Sebastian had been characteristically taciturn all day. Because Jim was the sort of man who could never resist poking an anthill, he had managed to refer to him as "Tiger Boy" at least seven times since lunch. With a great deal of cunning, he let his rather expensive watch fall into the pool under the pretence of checking the water temperature.
"Could you get that?" the Irishman drawled. "Only this suit is terribly expensive, and I've never been one for swimming."
Sebastian looked at him with unearthly feline eyes and said, "I'd really rather not."
"Afraid to get your whiskers wet?" Jim asked, in one of his better mocking tones.
"No."
"You can swim, can't you?"
"Of course I can. Don't be ridiculous."
"Well, Sebastian, it would be a shame if I had to give that lovely new L96A1 to someone else." This was a bit unfair.
"I'm the only one who would do it justice," Moran said quietly.
"Not to mention the first edition Coleridge I've just located. Rime of the Ancient Mariner, leather bound and illustrated."
This was it. Jim prided himself on recognising (and exploiting) his employees' deepest desires. It was both a talent and a hobby.
Sebastian Moran knelt and unlaced his boots. "I can't be held accountable for the consequences," he said slowly.
"Whatever. Just do it," Jim said, preparing the camera on his mobile. This was going to be insanely funny after he ran it through Photoshop and posted it on his blog. He took a moment to admire his henchman as he stood poised on the brink of the pool, shirtless and toned. Not like that, mind you. That would be ridiculous.
"If I must, I must," Sebastian said, and dove.
What happened next was extremely confusing. Later, Jim remembered lightning flashes, chanting in eldritch voices, and the distinct impression that the pool had somehow cracked to reveal a sort of deep-sea trench. Dark and improbable shapes squirmed beneath the surface of the water, and merciless stars roiled in the heavens.
Sebastian had become something else, something grotesque and eerily beautiful, upon contact with the water.
Jim dropped his phone, all photographic intent forgotten. He found his lips struggling around foreign, improbably structured syllables. He felt compelled to make sacrifice, to tear open his own flesh in supplication.

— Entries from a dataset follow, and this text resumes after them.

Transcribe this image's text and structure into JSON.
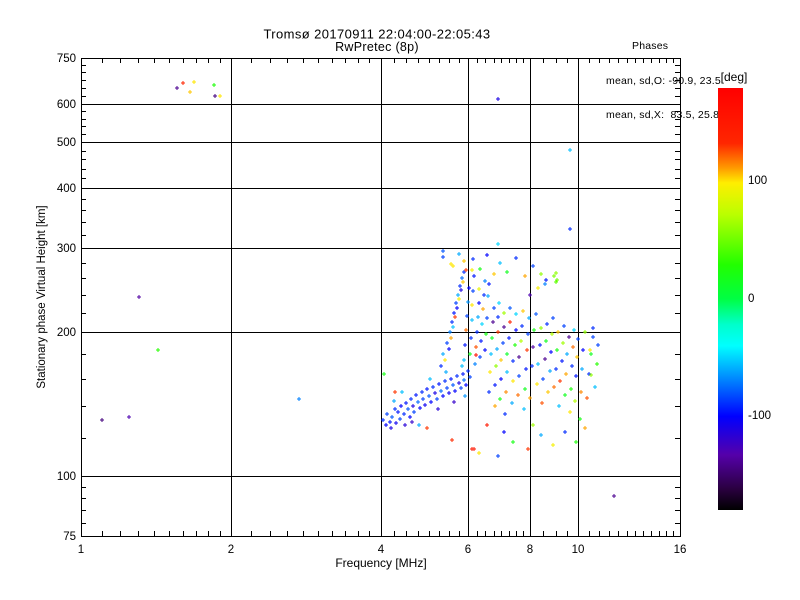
{
  "title": "Tromsø 20170911 22:04:00-22:05:43",
  "subtitle": "RwPretec (8p)",
  "stats": {
    "header": "Phases",
    "line_o": "mean, sd,O: -90.9, 23.5",
    "line_x": "mean, sd,X:  83.5, 25.8"
  },
  "chart_data": {
    "type": "scatter",
    "title": "Tromsø 20170911 22:04:00-22:05:43",
    "subtitle": "RwPretec (8p)",
    "xlabel": "Frequency [MHz]",
    "ylabel": "Stationary phase Virtual Height [km]",
    "xscale": "log",
    "yscale": "log",
    "xlim": [
      1,
      16
    ],
    "ylim": [
      75,
      750
    ],
    "x_major_ticks": [
      {
        "v": 1,
        "label": "1"
      },
      {
        "v": 2,
        "label": "2"
      },
      {
        "v": 4,
        "label": "4"
      },
      {
        "v": 6,
        "label": "6"
      },
      {
        "v": 8,
        "label": "8"
      },
      {
        "v": 10,
        "label": "10"
      },
      {
        "v": 16,
        "label": "16"
      }
    ],
    "x_minor_ticks": [
      1.1,
      1.2,
      1.3,
      1.4,
      1.5,
      1.6,
      1.7,
      1.8,
      1.9,
      2.2,
      2.4,
      2.6,
      2.8,
      3.0,
      3.2,
      3.4,
      3.6,
      3.8,
      4.25,
      4.5,
      4.75,
      5.0,
      5.25,
      5.5,
      5.75,
      6.25,
      6.5,
      6.75,
      7.0,
      7.25,
      7.5,
      7.75,
      8.5,
      9.0,
      9.5,
      10.5,
      11,
      11.5,
      12,
      12.5,
      13,
      13.5,
      14,
      14.5,
      15,
      15.5
    ],
    "y_major_ticks": [
      {
        "v": 75,
        "label": "75"
      },
      {
        "v": 100,
        "label": "100"
      },
      {
        "v": 200,
        "label": "200"
      },
      {
        "v": 300,
        "label": "300"
      },
      {
        "v": 400,
        "label": "400"
      },
      {
        "v": 500,
        "label": "500"
      },
      {
        "v": 600,
        "label": "600"
      },
      {
        "v": 750,
        "label": "750"
      }
    ],
    "y_minor_ticks": [
      80,
      85,
      90,
      95,
      120,
      140,
      160,
      180,
      220,
      240,
      260,
      280,
      320,
      340,
      360,
      380,
      420,
      440,
      460,
      480,
      520,
      540,
      560,
      580,
      625,
      650,
      675,
      700,
      725
    ],
    "x_gridlines": [
      2,
      4,
      6,
      8,
      10
    ],
    "y_gridlines": [
      100,
      200,
      300,
      400,
      500,
      600
    ],
    "grid": true,
    "colorbar": {
      "label": "[deg]",
      "range": [
        -180,
        180
      ],
      "ticks": [
        {
          "v": 100,
          "label": "100"
        },
        {
          "v": 0,
          "label": "0"
        },
        {
          "v": -100,
          "label": "-100"
        }
      ],
      "stops": [
        {
          "deg": 180,
          "color": "#ff0000"
        },
        {
          "deg": 133,
          "color": "#ff2600"
        },
        {
          "deg": 112,
          "color": "#ff9900"
        },
        {
          "deg": 99,
          "color": "#ffee00"
        },
        {
          "deg": 72,
          "color": "#baff00"
        },
        {
          "deg": 29,
          "color": "#22ff00"
        },
        {
          "deg": 0,
          "color": "#00ff44"
        },
        {
          "deg": -22,
          "color": "#00ffcc"
        },
        {
          "deg": -40,
          "color": "#00ffff"
        },
        {
          "deg": -72,
          "color": "#0077ff"
        },
        {
          "deg": -100,
          "color": "#0000ff"
        },
        {
          "deg": -133,
          "color": "#5500aa"
        },
        {
          "deg": -162,
          "color": "#2a0040"
        },
        {
          "deg": -180,
          "color": "#000000"
        }
      ]
    },
    "point_format": [
      "frequency_mhz",
      "virtual_height_km",
      "phase_deg"
    ],
    "points": [
      [
        4.05,
        131,
        -90
      ],
      [
        4.1,
        128,
        -100
      ],
      [
        4.12,
        135,
        -85
      ],
      [
        4.18,
        130,
        -95
      ],
      [
        4.2,
        126,
        -110
      ],
      [
        4.22,
        133,
        -80
      ],
      [
        4.28,
        138,
        -90
      ],
      [
        4.3,
        129,
        -105
      ],
      [
        4.33,
        136,
        -95
      ],
      [
        4.38,
        132,
        -85
      ],
      [
        4.4,
        140,
        -100
      ],
      [
        4.45,
        135,
        -90
      ],
      [
        4.47,
        128,
        -115
      ],
      [
        4.5,
        142,
        -95
      ],
      [
        4.55,
        138,
        -80
      ],
      [
        4.58,
        133,
        -100
      ],
      [
        4.6,
        145,
        -90
      ],
      [
        4.65,
        140,
        -110
      ],
      [
        4.68,
        136,
        -85
      ],
      [
        4.72,
        148,
        -95
      ],
      [
        4.75,
        143,
        -75
      ],
      [
        4.8,
        139,
        -100
      ],
      [
        4.85,
        150,
        -90
      ],
      [
        4.88,
        145,
        -85
      ],
      [
        4.92,
        141,
        -105
      ],
      [
        4.95,
        152,
        -95
      ],
      [
        5.0,
        147,
        -80
      ],
      [
        5.05,
        143,
        -100
      ],
      [
        5.1,
        154,
        -90
      ],
      [
        5.15,
        149,
        -110
      ],
      [
        5.2,
        145,
        -85
      ],
      [
        5.25,
        156,
        -95
      ],
      [
        5.3,
        151,
        -75
      ],
      [
        5.35,
        147,
        -100
      ],
      [
        5.4,
        158,
        -90
      ],
      [
        5.45,
        153,
        -85
      ],
      [
        5.5,
        149,
        -105
      ],
      [
        5.55,
        160,
        -95
      ],
      [
        5.6,
        155,
        -80
      ],
      [
        5.65,
        151,
        -100
      ],
      [
        5.7,
        162,
        -90
      ],
      [
        5.75,
        157,
        -110
      ],
      [
        5.8,
        153,
        -85
      ],
      [
        5.85,
        164,
        -95
      ],
      [
        5.9,
        159,
        -75
      ],
      [
        5.95,
        155,
        -100
      ],
      [
        6.0,
        166,
        -90
      ],
      [
        6.05,
        161,
        -85
      ],
      [
        4.25,
        144,
        -60
      ],
      [
        4.42,
        150,
        -55
      ],
      [
        4.62,
        130,
        -120
      ],
      [
        4.78,
        128,
        -60
      ],
      [
        5.02,
        160,
        -55
      ],
      [
        5.22,
        138,
        -115
      ],
      [
        5.42,
        165,
        -60
      ],
      [
        5.62,
        143,
        -120
      ],
      [
        5.82,
        170,
        -55
      ],
      [
        5.92,
        147,
        -65
      ],
      [
        4.28,
        150,
        130
      ],
      [
        4.06,
        164,
        20
      ],
      [
        4.96,
        126,
        130
      ],
      [
        5.56,
        119,
        132
      ],
      [
        5.3,
        170,
        -90
      ],
      [
        5.35,
        180,
        -60
      ],
      [
        5.4,
        175,
        100
      ],
      [
        5.45,
        190,
        -85
      ],
      [
        5.5,
        185,
        -100
      ],
      [
        5.52,
        200,
        -70
      ],
      [
        5.55,
        195,
        110
      ],
      [
        5.58,
        210,
        -90
      ],
      [
        5.6,
        205,
        -55
      ],
      [
        5.62,
        220,
        -95
      ],
      [
        5.65,
        215,
        130
      ],
      [
        5.68,
        230,
        -85
      ],
      [
        5.7,
        225,
        -100
      ],
      [
        5.72,
        240,
        -60
      ],
      [
        5.75,
        235,
        95
      ],
      [
        5.78,
        250,
        -90
      ],
      [
        5.8,
        245,
        -110
      ],
      [
        5.82,
        260,
        -75
      ],
      [
        5.85,
        255,
        105
      ],
      [
        5.88,
        268,
        -90
      ],
      [
        5.9,
        175,
        -55
      ],
      [
        5.92,
        188,
        -95
      ],
      [
        5.95,
        202,
        120
      ],
      [
        5.98,
        216,
        -85
      ],
      [
        6.0,
        232,
        -65
      ],
      [
        6.02,
        248,
        -100
      ],
      [
        6.05,
        180,
        15
      ],
      [
        6.08,
        195,
        -90
      ],
      [
        6.1,
        212,
        -55
      ],
      [
        6.12,
        228,
        100
      ],
      [
        6.15,
        244,
        -85
      ],
      [
        6.18,
        262,
        -95
      ],
      [
        6.2,
        172,
        -70
      ],
      [
        6.22,
        186,
        125
      ],
      [
        6.25,
        200,
        -90
      ],
      [
        6.28,
        215,
        -60
      ],
      [
        6.3,
        230,
        -100
      ],
      [
        6.32,
        246,
        90
      ],
      [
        6.35,
        178,
        -85
      ],
      [
        6.38,
        192,
        -95
      ],
      [
        6.4,
        208,
        -50
      ],
      [
        6.42,
        224,
        110
      ],
      [
        6.45,
        240,
        -90
      ],
      [
        6.48,
        256,
        -70
      ],
      [
        6.5,
        184,
        -100
      ],
      [
        6.52,
        198,
        20
      ],
      [
        6.55,
        214,
        -85
      ],
      [
        6.58,
        238,
        -60
      ],
      [
        6.6,
        252,
        -95
      ],
      [
        5.6,
        275,
        100
      ],
      [
        5.9,
        282,
        105
      ],
      [
        6.1,
        270,
        95
      ],
      [
        5.33,
        296,
        -80
      ],
      [
        6.22,
        179,
        160
      ],
      [
        6.62,
        150,
        -90
      ],
      [
        6.65,
        165,
        100
      ],
      [
        6.68,
        180,
        -55
      ],
      [
        6.7,
        195,
        15
      ],
      [
        6.72,
        210,
        -140
      ],
      [
        6.75,
        225,
        -85
      ],
      [
        6.78,
        140,
        110
      ],
      [
        6.8,
        155,
        -95
      ],
      [
        6.82,
        170,
        60
      ],
      [
        6.85,
        185,
        -60
      ],
      [
        6.88,
        200,
        130
      ],
      [
        6.9,
        215,
        -90
      ],
      [
        6.92,
        230,
        -50
      ],
      [
        6.95,
        145,
        20
      ],
      [
        6.98,
        160,
        -100
      ],
      [
        7.0,
        175,
        105
      ],
      [
        7.05,
        190,
        -85
      ],
      [
        7.08,
        205,
        -140
      ],
      [
        7.1,
        220,
        65
      ],
      [
        7.12,
        135,
        -90
      ],
      [
        7.15,
        150,
        115
      ],
      [
        7.18,
        165,
        -55
      ],
      [
        7.2,
        180,
        10
      ],
      [
        7.25,
        195,
        -95
      ],
      [
        7.28,
        210,
        135
      ],
      [
        7.3,
        225,
        -80
      ],
      [
        7.35,
        142,
        -60
      ],
      [
        7.38,
        158,
        100
      ],
      [
        7.4,
        174,
        -90
      ],
      [
        7.45,
        188,
        25
      ],
      [
        7.48,
        202,
        -100
      ],
      [
        7.5,
        218,
        -50
      ],
      [
        7.55,
        148,
        120
      ],
      [
        7.58,
        162,
        -85
      ],
      [
        7.6,
        178,
        -140
      ],
      [
        7.65,
        192,
        70
      ],
      [
        7.7,
        206,
        -90
      ],
      [
        7.75,
        222,
        105
      ],
      [
        7.78,
        138,
        -55
      ],
      [
        7.8,
        152,
        15
      ],
      [
        7.85,
        168,
        -95
      ],
      [
        7.88,
        184,
        130
      ],
      [
        7.9,
        198,
        -85
      ],
      [
        7.95,
        214,
        -60
      ],
      [
        8.0,
        146,
        110
      ],
      [
        8.05,
        170,
        -90
      ],
      [
        8.1,
        186,
        -135
      ],
      [
        8.15,
        202,
        20
      ],
      [
        8.2,
        218,
        -80
      ],
      [
        8.25,
        156,
        100
      ],
      [
        8.3,
        172,
        -55
      ],
      [
        8.35,
        188,
        -95
      ],
      [
        8.4,
        204,
        60
      ],
      [
        8.45,
        142,
        125
      ],
      [
        8.5,
        160,
        -85
      ],
      [
        8.55,
        176,
        -140
      ],
      [
        8.6,
        192,
        15
      ],
      [
        8.65,
        208,
        -90
      ],
      [
        8.7,
        150,
        105
      ],
      [
        8.75,
        166,
        -60
      ],
      [
        8.8,
        182,
        -100
      ],
      [
        8.85,
        198,
        70
      ],
      [
        8.9,
        214,
        -85
      ],
      [
        8.95,
        154,
        120
      ],
      [
        9.0,
        168,
        -90
      ],
      [
        9.05,
        184,
        20
      ],
      [
        9.1,
        200,
        105
      ],
      [
        9.15,
        140,
        -55
      ],
      [
        9.2,
        158,
        130
      ],
      [
        9.25,
        174,
        -95
      ],
      [
        9.3,
        190,
        65
      ],
      [
        9.35,
        206,
        -85
      ],
      [
        9.4,
        148,
        15
      ],
      [
        9.45,
        164,
        110
      ],
      [
        9.5,
        180,
        -60
      ],
      [
        9.55,
        196,
        -140
      ],
      [
        9.6,
        136,
        100
      ],
      [
        9.65,
        152,
        25
      ],
      [
        9.7,
        170,
        -90
      ],
      [
        9.75,
        186,
        120
      ],
      [
        9.8,
        202,
        -50
      ],
      [
        9.85,
        144,
        70
      ],
      [
        9.9,
        162,
        -95
      ],
      [
        9.95,
        178,
        105
      ],
      [
        10.0,
        194,
        -85
      ],
      [
        10.05,
        132,
        20
      ],
      [
        10.1,
        150,
        115
      ],
      [
        10.15,
        168,
        -60
      ],
      [
        10.2,
        184,
        -100
      ],
      [
        10.3,
        200,
        60
      ],
      [
        10.4,
        146,
        125
      ],
      [
        10.5,
        164,
        -90
      ],
      [
        10.6,
        180,
        15
      ],
      [
        10.7,
        196,
        100
      ],
      [
        10.8,
        154,
        -55
      ],
      [
        10.9,
        172,
        30
      ],
      [
        10.95,
        188,
        -85
      ],
      [
        10.7,
        204,
        -90
      ],
      [
        10.72,
        196,
        -85
      ],
      [
        10.55,
        184,
        100
      ],
      [
        10.6,
        163,
        60
      ],
      [
        5.35,
        288,
        -85
      ],
      [
        5.55,
        278,
        100
      ],
      [
        5.75,
        292,
        -60
      ],
      [
        5.95,
        270,
        130
      ],
      [
        6.15,
        285,
        -90
      ],
      [
        6.35,
        272,
        20
      ],
      [
        6.55,
        290,
        -100
      ],
      [
        6.75,
        265,
        105
      ],
      [
        6.95,
        280,
        -55
      ],
      [
        7.2,
        268,
        15
      ],
      [
        7.5,
        286,
        -90
      ],
      [
        7.8,
        262,
        110
      ],
      [
        8.1,
        275,
        -85
      ],
      [
        8.4,
        265,
        60
      ],
      [
        8.6,
        258,
        -95
      ],
      [
        6.9,
        306,
        -50
      ],
      [
        8.0,
        240,
        -130
      ],
      [
        8.3,
        248,
        95
      ],
      [
        8.55,
        252,
        -70
      ],
      [
        8.95,
        262,
        55
      ],
      [
        9.0,
        266,
        60
      ],
      [
        9.05,
        258,
        50
      ],
      [
        9.0,
        255,
        45
      ],
      [
        6.3,
        112,
        100
      ],
      [
        6.9,
        110,
        -85
      ],
      [
        7.4,
        118,
        20
      ],
      [
        7.9,
        114,
        130
      ],
      [
        8.4,
        122,
        -60
      ],
      [
        8.9,
        116,
        95
      ],
      [
        9.4,
        124,
        -90
      ],
      [
        9.9,
        118,
        25
      ],
      [
        10.3,
        126,
        110
      ],
      [
        7.1,
        124,
        -100
      ],
      [
        8.1,
        128,
        65
      ],
      [
        6.1,
        114,
        155
      ],
      [
        6.17,
        114,
        150
      ],
      [
        6.55,
        128,
        150
      ],
      [
        1.6,
        665,
        135
      ],
      [
        1.69,
        668,
        100
      ],
      [
        1.56,
        650,
        -140
      ],
      [
        1.85,
        659,
        25
      ],
      [
        1.66,
        638,
        105
      ],
      [
        1.86,
        626,
        -145
      ],
      [
        1.9,
        626,
        100
      ],
      [
        6.88,
        615,
        -110
      ],
      [
        9.62,
        481,
        -55
      ],
      [
        9.63,
        329,
        -90
      ],
      [
        1.31,
        237,
        -135
      ],
      [
        1.43,
        184,
        30
      ],
      [
        2.74,
        145,
        -70
      ],
      [
        1.25,
        133,
        -130
      ],
      [
        1.1,
        131,
        -145
      ],
      [
        11.8,
        91,
        -140
      ]
    ]
  }
}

Being Jim Moriarty, he snapped out of it.
Gazing upon Sebastian's strangely altered visage and shocking array of tentacular appendages, he said "How many guns can you fire simultaneously with those?"
As it turned out, the answer was astonishing...and really rather useful.
Notes:
There was a fantastic animated gif on Tumblr that someone had made of Sebastian Moran with octopus arms. This was meant to explain how there managed to be so many red dots in the Great Game pool scene. I can't find the link, unfortunately, so if you know where it is, let me know.
Really, it was a short leap to go Lovecraftian on it.
I am having a laugh at the expense of the counter-fanon version of Sebastian Moran I created for my story, Fearful Symmetry. Hence the poetry.
Finally, I am going to assign blame for this to scuttlesworth, who wrote to tell me that this was one of the story titles that needed to be made real. Here you are! I regret surprisingly little.